2.对于量子或谐波光源的二阶或三阶非线性响应；

3.通过干涉仪实现的EOPE相移和/或强度调制；

4.EOPE空间路由。

文章内容英文介绍如下：

Classical and Quantum Photonic Sources based upon a Nonlinear GaP/Si-Superlattice Micro-Ring Resonator

The Si/GaP short period superlattice (SPSL) that is presented and analyzed in the current work¹ is just one example of several new, undoped, lattice-matched nano-photonic semiconductor systems that include the Si/AlP, Si/ZnS, 3C-SiC/AlN, Ge/GaAs, and Ge/ZnSe SPSLs². These are “man-made” semiconductors whose bandgap is the approximate average of the two constituent bandgaps, and the transparency range for some of these SLs can extend from traditional telecom wavelengths into the visible region.

In order to provide well-confined optical waveguiding within the plane of the SPSL, we propose to first grow the SPSL stack by molecular-beam epitaxy upon a large-area lattice-matched handle wafer such as 300-mm-diameter silicon, using a few hundred periods of layering to give a uniform and monolithic stack across the wafer.

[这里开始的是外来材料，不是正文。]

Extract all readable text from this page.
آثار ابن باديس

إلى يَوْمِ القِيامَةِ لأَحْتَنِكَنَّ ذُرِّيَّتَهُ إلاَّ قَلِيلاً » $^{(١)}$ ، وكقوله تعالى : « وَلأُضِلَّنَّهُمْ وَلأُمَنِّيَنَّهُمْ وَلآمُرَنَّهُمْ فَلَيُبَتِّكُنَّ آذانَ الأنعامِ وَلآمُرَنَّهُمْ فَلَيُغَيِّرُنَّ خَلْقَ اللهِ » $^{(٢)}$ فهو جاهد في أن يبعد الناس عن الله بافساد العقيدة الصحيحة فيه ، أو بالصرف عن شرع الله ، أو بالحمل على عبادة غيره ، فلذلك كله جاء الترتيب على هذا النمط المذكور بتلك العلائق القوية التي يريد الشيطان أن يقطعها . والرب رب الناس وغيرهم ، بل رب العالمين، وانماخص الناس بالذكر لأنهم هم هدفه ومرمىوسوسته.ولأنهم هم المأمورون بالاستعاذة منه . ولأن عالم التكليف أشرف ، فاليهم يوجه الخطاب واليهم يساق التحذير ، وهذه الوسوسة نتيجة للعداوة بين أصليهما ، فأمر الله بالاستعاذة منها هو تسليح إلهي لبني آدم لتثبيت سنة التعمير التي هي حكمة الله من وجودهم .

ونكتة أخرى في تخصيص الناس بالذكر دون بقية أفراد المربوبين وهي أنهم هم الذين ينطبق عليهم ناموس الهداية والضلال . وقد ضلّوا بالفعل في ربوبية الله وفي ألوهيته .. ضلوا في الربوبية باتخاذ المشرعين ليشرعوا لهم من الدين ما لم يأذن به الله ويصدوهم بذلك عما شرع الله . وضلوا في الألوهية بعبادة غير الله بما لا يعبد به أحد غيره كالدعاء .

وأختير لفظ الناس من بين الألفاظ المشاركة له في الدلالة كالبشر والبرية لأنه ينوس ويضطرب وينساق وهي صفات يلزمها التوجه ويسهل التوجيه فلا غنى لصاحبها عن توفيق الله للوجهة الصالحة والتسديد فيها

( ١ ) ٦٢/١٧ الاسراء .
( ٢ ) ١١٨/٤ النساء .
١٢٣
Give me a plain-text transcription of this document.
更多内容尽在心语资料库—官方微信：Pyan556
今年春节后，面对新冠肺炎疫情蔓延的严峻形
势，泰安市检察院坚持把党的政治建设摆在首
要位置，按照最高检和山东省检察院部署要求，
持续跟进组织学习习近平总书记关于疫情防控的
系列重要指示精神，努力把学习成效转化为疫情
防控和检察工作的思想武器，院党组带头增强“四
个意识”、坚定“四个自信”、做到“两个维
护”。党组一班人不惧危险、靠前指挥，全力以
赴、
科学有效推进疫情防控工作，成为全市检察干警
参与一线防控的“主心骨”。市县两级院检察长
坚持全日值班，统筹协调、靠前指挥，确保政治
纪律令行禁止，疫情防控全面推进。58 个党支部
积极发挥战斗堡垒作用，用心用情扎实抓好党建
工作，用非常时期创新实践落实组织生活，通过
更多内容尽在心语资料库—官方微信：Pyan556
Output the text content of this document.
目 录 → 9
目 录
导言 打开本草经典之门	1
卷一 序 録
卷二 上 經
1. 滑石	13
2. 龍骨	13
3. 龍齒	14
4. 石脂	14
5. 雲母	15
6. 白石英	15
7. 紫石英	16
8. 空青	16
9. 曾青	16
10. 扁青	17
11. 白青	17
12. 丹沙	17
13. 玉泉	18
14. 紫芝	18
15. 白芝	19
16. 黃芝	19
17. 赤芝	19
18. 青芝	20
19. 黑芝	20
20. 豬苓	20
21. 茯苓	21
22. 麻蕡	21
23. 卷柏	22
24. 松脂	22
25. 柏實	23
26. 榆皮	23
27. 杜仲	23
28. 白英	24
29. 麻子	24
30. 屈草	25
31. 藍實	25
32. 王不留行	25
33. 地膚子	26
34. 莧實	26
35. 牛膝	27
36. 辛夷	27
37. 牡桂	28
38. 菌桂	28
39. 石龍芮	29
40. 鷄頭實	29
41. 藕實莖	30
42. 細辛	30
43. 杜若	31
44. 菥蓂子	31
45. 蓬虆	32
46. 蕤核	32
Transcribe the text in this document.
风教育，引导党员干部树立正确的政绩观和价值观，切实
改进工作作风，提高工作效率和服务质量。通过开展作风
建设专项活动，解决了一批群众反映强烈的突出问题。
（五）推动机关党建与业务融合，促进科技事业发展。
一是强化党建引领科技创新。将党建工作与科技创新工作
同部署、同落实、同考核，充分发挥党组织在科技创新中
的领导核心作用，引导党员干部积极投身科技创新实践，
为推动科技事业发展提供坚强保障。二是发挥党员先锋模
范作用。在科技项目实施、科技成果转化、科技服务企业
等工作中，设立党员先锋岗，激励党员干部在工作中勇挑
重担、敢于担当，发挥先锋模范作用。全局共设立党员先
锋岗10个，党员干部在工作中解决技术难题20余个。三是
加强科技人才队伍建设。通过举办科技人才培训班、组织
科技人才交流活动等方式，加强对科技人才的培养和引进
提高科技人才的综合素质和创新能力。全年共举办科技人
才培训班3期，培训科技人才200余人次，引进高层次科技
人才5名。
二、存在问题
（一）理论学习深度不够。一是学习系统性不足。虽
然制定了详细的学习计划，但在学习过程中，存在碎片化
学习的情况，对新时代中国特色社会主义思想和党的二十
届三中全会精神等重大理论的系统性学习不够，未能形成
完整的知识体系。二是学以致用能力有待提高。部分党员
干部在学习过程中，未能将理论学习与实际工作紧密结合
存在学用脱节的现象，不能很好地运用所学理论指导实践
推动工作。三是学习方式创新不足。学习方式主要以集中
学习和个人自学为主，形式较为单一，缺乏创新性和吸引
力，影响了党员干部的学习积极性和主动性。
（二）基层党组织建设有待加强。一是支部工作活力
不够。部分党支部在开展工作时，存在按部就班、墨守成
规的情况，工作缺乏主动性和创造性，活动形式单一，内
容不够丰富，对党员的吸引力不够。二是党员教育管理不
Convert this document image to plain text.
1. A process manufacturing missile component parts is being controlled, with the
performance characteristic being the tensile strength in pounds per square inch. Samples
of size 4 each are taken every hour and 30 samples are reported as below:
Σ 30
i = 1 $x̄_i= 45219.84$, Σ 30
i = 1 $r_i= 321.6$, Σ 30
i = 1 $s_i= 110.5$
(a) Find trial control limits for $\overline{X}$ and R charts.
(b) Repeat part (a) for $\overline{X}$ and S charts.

After that, the handle is bonded to an oxidized silicon wafer having about 2 μm of top SiO₂. Next, the material above the SL is cut away to leave only the stack, thus creating a superlattice-on-insulator (SLOI) structure. Below this structure is a buried oxide, which is a lower-index, lower optical-cladding for the SPSL that produces mode bunching in the multilayer. This large-area SPSL, with stack thickness of 376 to 565 nm, is then photo-etched to create a network of low-loss SPSL strip waveguides configured into a complicated photonic integrated circuit (PIC).

At present, our proposed GaP/Si SLOI-PIC does not go beyond a theoretical vision, as we await the construction and experimental testing of the novel circuits. A key example of such a PIC is the circuitry used to create a quantum-photonic chip (QPC). The chip’s photonic responses are governed by the SPSL’s valence-to-conduction energy-band transitions (linked to its nano-layering) and by the growth direction such as [111]. The number of monolayers of Si₂ is denoted as m and the number of two-atom layers of GaP is n, so this SPSL is built with the lengthy alternation m/n/m/n/m/n, etc.

For both classical and QPC light sources, a theoretical-physics approach is used in this article to make a series of predictions about the nonlinear optical response and the electro-optical Pockels-effect (EOPE) modulation-and-switching that are offered by the SLOI-PIC. The platform can be optimized via judicious m, n selection for a single purpose such as achieving “giant” second-order and third-order nonlinear optical susceptibilities, χ⁽²⁾ and χ⁽³⁾ respectively. Using those nonlinearities to yield an on-chip source of entangled photon pairs on the QPC, such photons are triggered by a laser pump illustrated in red in Fig. 1, a pump that is usually sited off-chip and coupled by optical fiber to an input area of the chip.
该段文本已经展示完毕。